Cognitive Maps in Language Models: A Mechanistic Analysis of Spatial Planning
Caroline Baumgartner, Eleanor Spens, Neil Burgess, Petru Manescu
TL;DR
The paper investigates how transformer-based language models develop spatial intelligence under different training regimes, contrasting exploration-driven Foraging with goal-directed SP training and a hybrid approach. It trains three GPT-2 small models on a grid-world navigation task and applies behavioral, representational, and mechanistic analyses to reveal two distinct algorithms: a cognitive map emerging in the Foraging model and a path-dependent planner in SP models. Mechanistic interventions show a Layer1 local update circuit and late-layer consolidation into a self-sufficient spatial map for Foraging, while SP models rely on continuous directional inputs; the SP-RW hybrid improves generalisation but retains path-dependence. Overall, the results suggest spatial intelligence in transformers exists on a spectrum shaped by training data, with implications for designing curricula that balance generalization and planning efficiency.
Abstract
How do large language models solve spatial navigation tasks? We investigate this by training GPT-2 models on three spatial learning paradigms in grid environments: passive exploration (Foraging Model- predicting steps in random walks), goal-directed planning (generating optimal shortest paths) on structured Hamiltonian paths (SP-Hamiltonian), and a hybrid model fine-tuned with exploratory data (SP-Random Walk). Using behavioural, representational and mechanistic analyses, we uncover two fundamentally different learned algorithms. The Foraging model develops a robust, map-like representation of space, akin to a 'cognitive map'. Causal interventions reveal that it learns to consolidate spatial information into a self-sufficient coordinate system, evidenced by a sharp phase transition where its reliance on historical direction tokens vanishes by the middle layers of the network. The model also adopts an adaptive, hierarchical reasoning system, switching between a low-level heuristic for short contexts and map-based inference for longer ones. In contrast, the goal-directed models learn a path-dependent algorithm, remaining reliant on explicit directional inputs throughout all layers.
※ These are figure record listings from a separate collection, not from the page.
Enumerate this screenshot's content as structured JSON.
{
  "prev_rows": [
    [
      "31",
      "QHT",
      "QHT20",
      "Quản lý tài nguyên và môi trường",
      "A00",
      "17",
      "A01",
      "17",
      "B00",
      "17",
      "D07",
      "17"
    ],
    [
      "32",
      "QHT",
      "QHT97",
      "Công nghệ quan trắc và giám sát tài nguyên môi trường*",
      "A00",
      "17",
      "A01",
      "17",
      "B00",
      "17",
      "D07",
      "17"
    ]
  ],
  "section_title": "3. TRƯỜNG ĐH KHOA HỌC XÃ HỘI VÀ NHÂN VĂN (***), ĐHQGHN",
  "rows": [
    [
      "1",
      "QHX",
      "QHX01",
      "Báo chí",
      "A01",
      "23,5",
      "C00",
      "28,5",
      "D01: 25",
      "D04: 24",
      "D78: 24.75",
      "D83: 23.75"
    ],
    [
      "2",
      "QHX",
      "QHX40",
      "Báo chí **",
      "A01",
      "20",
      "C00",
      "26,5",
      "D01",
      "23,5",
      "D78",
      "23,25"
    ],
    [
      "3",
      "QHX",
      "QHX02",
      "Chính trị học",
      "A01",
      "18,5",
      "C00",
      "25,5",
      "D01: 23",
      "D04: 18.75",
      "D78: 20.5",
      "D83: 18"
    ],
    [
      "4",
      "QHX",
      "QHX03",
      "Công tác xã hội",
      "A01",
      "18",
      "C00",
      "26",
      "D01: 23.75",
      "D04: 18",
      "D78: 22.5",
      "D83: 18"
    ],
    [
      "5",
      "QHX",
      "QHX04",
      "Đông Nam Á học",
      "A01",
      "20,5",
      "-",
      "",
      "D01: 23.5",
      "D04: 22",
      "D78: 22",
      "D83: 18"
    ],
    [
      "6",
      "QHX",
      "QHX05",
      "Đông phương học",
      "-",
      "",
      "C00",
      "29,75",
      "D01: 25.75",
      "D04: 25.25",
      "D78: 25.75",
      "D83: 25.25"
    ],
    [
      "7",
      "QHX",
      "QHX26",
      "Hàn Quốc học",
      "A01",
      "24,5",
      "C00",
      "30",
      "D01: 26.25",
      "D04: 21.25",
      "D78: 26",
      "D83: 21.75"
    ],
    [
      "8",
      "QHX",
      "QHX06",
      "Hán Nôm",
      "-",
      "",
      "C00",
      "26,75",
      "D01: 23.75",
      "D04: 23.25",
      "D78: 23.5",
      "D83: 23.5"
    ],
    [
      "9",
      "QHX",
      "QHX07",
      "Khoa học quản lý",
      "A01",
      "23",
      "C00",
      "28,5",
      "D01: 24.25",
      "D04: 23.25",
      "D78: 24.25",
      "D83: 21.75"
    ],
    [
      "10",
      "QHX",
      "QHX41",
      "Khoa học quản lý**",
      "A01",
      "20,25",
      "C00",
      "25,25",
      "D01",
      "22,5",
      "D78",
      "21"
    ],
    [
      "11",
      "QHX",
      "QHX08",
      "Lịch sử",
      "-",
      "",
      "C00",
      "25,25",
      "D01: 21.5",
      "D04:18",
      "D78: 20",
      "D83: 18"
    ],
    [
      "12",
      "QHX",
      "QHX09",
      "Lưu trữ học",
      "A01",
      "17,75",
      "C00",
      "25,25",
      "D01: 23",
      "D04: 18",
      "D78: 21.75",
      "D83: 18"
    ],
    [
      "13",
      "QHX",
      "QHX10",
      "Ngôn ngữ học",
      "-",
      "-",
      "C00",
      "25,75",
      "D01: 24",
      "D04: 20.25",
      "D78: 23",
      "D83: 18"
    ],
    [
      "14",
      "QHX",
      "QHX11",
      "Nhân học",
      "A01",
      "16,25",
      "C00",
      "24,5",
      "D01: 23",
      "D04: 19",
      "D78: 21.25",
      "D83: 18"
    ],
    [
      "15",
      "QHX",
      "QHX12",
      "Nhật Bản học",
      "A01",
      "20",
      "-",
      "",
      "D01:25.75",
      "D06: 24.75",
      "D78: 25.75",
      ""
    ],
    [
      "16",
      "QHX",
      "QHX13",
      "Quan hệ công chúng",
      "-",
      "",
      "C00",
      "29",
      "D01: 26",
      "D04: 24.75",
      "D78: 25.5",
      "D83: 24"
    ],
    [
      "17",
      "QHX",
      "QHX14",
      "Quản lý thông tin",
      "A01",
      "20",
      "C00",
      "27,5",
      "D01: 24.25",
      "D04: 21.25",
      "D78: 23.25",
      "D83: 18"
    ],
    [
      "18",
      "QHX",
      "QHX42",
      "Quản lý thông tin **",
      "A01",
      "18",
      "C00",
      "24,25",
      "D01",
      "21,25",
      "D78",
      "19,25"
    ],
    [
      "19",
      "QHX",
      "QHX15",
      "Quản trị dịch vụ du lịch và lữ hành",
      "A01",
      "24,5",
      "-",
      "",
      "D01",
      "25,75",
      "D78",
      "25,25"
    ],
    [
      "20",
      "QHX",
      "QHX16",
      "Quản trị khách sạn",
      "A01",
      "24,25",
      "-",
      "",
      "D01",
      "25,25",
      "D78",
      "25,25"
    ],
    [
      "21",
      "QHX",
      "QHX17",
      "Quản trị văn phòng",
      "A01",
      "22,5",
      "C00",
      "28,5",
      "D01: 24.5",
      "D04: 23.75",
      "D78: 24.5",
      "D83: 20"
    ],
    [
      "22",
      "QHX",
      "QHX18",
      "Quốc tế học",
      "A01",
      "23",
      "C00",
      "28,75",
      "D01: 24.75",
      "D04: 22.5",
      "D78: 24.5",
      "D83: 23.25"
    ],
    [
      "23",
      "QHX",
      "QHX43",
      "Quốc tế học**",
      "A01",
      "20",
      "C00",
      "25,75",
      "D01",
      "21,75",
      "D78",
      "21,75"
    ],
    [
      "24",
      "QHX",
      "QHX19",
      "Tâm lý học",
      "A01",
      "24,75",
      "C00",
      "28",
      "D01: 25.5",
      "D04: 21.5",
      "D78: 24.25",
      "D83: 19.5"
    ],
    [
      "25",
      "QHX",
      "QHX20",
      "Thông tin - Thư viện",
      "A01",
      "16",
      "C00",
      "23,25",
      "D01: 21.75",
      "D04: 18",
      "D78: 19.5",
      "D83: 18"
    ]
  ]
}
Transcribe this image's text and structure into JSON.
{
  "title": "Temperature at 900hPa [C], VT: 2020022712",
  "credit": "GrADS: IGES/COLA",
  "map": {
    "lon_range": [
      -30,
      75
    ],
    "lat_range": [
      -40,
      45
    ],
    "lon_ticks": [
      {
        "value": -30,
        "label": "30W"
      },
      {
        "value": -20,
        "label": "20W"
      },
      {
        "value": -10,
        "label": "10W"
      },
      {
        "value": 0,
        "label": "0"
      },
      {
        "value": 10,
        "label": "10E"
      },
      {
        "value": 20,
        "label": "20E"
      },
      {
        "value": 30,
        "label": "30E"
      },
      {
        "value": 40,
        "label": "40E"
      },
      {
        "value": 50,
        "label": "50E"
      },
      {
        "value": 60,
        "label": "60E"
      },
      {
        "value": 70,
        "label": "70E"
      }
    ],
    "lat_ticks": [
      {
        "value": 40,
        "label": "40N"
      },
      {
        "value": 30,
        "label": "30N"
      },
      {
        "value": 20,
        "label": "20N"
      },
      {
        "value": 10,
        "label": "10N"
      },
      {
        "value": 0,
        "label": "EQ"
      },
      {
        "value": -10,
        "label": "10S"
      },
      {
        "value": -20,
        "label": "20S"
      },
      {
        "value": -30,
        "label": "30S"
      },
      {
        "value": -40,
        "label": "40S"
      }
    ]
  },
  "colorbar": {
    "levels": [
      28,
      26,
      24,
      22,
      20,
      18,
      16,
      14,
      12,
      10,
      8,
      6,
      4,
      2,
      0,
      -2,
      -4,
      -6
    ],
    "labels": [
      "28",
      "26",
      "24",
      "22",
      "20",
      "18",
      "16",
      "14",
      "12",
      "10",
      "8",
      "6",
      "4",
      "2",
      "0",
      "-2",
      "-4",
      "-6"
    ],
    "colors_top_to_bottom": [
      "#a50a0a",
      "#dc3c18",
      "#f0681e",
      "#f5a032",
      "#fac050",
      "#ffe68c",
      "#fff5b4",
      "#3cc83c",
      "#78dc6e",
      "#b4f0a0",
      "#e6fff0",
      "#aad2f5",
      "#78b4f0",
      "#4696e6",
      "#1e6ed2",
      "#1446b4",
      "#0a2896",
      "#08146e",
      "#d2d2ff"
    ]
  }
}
The hybrid model, despite demonstrating improved generalisation over its parent, retains the same path-dependent strategy. These findings suggest that the nature of spatial intelligence in transformers may lie on a spectrum, ranging from generalisable world models shaped by exploratory data to heuristics optimised for goal-directed tasks. We provide a mechanistic account of this generalisation-optimisation trade-off and highlight how the choice of training regime influences the strategies that emerge.